Tuesday, January 4, 2011

In the shelter
I’ve borrowed a song title from the author and song writer Jimmy Buffet for this blog. I have been a fan of his since the 70’s. We all have people that we look up to, to get us through challenging times and be an inspiration the rest of the time, and Jimmy Buffet is one of those folks for me.

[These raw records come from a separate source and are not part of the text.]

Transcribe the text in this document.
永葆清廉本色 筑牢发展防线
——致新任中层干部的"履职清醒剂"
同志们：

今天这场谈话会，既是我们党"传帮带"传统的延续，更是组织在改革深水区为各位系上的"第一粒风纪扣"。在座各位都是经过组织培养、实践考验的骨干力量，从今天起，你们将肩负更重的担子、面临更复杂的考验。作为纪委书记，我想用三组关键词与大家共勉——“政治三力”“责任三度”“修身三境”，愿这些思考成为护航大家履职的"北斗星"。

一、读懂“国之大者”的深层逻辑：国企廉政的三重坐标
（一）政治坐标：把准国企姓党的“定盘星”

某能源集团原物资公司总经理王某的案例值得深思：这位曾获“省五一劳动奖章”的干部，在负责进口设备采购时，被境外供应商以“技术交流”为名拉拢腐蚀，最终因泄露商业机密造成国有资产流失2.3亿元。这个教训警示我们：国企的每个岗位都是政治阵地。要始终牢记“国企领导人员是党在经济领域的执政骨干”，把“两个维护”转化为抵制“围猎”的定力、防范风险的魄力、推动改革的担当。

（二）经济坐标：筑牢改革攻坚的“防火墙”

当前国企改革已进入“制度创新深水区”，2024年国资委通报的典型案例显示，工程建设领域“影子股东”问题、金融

One might ask what does Jimmy Buffet have to do with creating a Texas Hill Country life style. That would be a fair question, and to answer it you have to know your Texas history of singers and song writers. Jerry Jeff Walker is a Texas singer/ song writer of the first order. He and Jimmy Buffet became acquainted at some point, and Jerry Jeff took young Jimmy under his wing and showed Jimmy the way to Key West, Florida where Jimmy found his way to Margaritaville,  stepped on a pop top, blew out his fip flop and found his lost shaker of salt. I think he’s done all right since then. So bottom line is that Jimmy Buffet’s roots stretch all the way back to the Texas Hill Country with his friend Jerry Jeff. Jimmy also wrote a sound track for Rancho Deluxe a movie with Slim Pickens, a long time Wimberley, Texas resident back in the early 70’s. I’m not saying creativity starts in the Hill Country, but I am saying it dines here and thrives here. Luckenbach, Texas is about 20 minutes down the road from the BEE Ranch, tucked away a short drive South of Highway 290 just East of Fredericksburg, Texas. A man named Hondo Crouch helped put Luckenbach on the map with a little help from his friends: Waylon, Willie and the boys in April 1977, I went to college at Southwest Texas State in San Marcos, Texas in those days and made my way to Lukenbach a time or two before it hit the big time. I never met Hondo, but I’ve enjoyed his spot in the world. All of this brings me back to the BEE Ranch, our place in the Hill Country following in a long tradition of creative people and places.
The BEE Ranch is about 25 Acres, roughly 1200 by 900 feet. When I get on the property I can feel my attitude change, my thoughts settle, and worries start to melt away. Outside interference drops away. It is as if the world is put on hold. My mind is free to go where it wants, and I am the first mate, along for the ride, just making minor course adjustments along the way. There is nothing magical about 25 acres, it’s about having a place where you can get in touch with your creative side, and enjoy nature. It could be anywhere, the size is not important; it’s just a place to be comfortable, and let nature show its beauty. And to be comfortable we need shelter from the elements. I’m not planning on living out here just yet cause I’ve still got my day job gig going and I like it. But the BEE Ranch is a place to heal, reflect, relax and renew, while the wind blows in the grass, the birds sing, and I want to help bring out those feelings. It took a few years to figure it out, but we got there. First it was going to be a guest house, but then the economy tanked after the plans were drawn, so I twiddled, and I piddled, and eventually I landed on the idea of a barn, a utilitarian building with quarters to keep us comfortable and out of the elements, and the barn would have a bathroom, very important to the ladies, like the one I am married to, and my daughter. This was going to be a rustic, post and beam, timber framed Texas style barn evoking the rugged nature of the Hill Country’s past. I found what I was looking for in a Company located in Omaha Nebraska, Sand Creek Post and Beam. The trees are Ponderosa Pine sustainably grown in North Dakota, milled In Omaha, Nebraska, and shipped to your site on a big truck. We came up with a design that minimized interior walls and gave us the space and volume we wanted and the utility a barn provides. The whole thing came to Johnson City, Texas on the flat bed trailer of an 18 wheeler in May 2009.
Soon we would be in the shelter of our barn.